"The state passed Nevada in the second quarter in the rate of homeowners with seriously delinquent loans -- those 90 days late or in foreclosure -- according to the Mortgage Bankers Association. Only Florida had a higher rate of serious delinquencies, and that fell 1.2 percentage points from a year earlier to 17.5 percent of mortgages. In comparison, New Jersey’s rose 1.3 percentage points to 12.7 percent."
And then S&P revised its outlook on New Jersey's general obligation debt to 'negative' from 'stable'. Read the full S&P report here. I'm not sure where you can find New Jersey's credit default swap quote or its default probability percentage for free on the web. But, according to sovereign credit default swap rates at CMA (top ten list is free), Illinois has the highest default probability in the U.S, and then California. I wonder where New Jersey is on the list.
Read more analysis at Businessweek: New Jersey Outlook Cut to Negative on Christie Revenue Goal.
NEW YORK (Standard & Poor's) Sept. 18, 2012--Standard & Poor's Ratings Services revised its outlook to negative from stable on New Jersey's general obligation (GO), appropriation, and moral obligation debt outstanding.

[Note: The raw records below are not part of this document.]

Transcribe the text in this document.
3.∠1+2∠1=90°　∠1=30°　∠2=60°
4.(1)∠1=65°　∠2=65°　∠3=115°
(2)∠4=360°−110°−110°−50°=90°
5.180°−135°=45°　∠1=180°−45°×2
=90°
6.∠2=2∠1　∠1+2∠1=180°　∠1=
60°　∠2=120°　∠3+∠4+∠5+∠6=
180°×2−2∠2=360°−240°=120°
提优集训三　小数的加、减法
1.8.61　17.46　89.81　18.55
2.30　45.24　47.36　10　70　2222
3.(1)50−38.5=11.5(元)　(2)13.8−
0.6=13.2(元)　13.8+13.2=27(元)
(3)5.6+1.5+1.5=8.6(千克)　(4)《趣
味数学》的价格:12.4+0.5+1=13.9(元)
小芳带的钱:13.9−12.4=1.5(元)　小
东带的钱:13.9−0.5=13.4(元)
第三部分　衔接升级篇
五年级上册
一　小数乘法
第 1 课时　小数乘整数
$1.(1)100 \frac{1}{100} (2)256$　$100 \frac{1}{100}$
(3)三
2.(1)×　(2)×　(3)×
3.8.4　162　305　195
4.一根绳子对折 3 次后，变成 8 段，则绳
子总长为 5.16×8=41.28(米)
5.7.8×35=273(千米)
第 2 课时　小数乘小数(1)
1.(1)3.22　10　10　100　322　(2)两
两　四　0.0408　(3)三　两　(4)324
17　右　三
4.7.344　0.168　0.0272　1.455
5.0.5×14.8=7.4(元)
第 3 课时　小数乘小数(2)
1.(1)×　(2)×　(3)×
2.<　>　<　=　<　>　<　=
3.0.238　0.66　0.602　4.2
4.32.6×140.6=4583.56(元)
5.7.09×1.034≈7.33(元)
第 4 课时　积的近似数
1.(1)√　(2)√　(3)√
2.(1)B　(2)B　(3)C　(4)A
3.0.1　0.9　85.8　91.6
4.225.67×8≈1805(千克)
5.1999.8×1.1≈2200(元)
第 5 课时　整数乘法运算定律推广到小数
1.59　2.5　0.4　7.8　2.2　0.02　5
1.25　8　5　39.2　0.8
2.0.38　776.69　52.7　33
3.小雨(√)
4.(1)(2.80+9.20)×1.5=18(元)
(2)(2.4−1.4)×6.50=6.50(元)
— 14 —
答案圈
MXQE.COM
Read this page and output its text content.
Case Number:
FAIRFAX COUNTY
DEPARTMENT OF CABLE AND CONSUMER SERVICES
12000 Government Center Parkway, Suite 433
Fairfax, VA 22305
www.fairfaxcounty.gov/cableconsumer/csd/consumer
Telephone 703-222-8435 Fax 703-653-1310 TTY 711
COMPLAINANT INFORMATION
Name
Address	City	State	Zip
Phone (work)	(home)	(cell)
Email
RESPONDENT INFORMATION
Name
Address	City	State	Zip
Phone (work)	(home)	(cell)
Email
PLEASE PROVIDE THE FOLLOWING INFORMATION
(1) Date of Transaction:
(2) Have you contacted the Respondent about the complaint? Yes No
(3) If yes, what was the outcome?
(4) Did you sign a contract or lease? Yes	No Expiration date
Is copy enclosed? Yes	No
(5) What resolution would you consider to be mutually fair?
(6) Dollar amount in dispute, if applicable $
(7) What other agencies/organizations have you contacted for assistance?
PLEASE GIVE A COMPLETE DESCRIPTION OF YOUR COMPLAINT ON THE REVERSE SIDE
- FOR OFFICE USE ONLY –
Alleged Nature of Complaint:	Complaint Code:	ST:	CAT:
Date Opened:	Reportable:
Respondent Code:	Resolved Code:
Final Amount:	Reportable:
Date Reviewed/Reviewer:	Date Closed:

In addition, we affirmed our 'AA-' rating on the state's GO debt, our 'A+' rating on the state's appropriation debt and our 'A-' rating on the state's moral obligation debt. At the same time, Standard & Poor's assigned its 'A+' rating, with a negative outlook, to New Jersey Economic Development Authority's $136.88 million school facilities construction bonds, series 2012KK; $24.37 million school facilities construction refunding bonds, 2012 series MM (federally taxable); $119.06 million school facilities construction notes, (SIFMA Index notes), series G; and $119.06 million school facilities construction notes, (SIFMA Index notes), series H.
"We revised the outlook to reflect our view of the risk of revenue assumptions we view as optimistic, continued reliance on one-time measures to offset revenue shortfalls, and longer-term growing expenditure pressures," said Standard & Poor's credit analyst John Sugden. These pressures include pension funding increases, Medicaid funding, and debt service.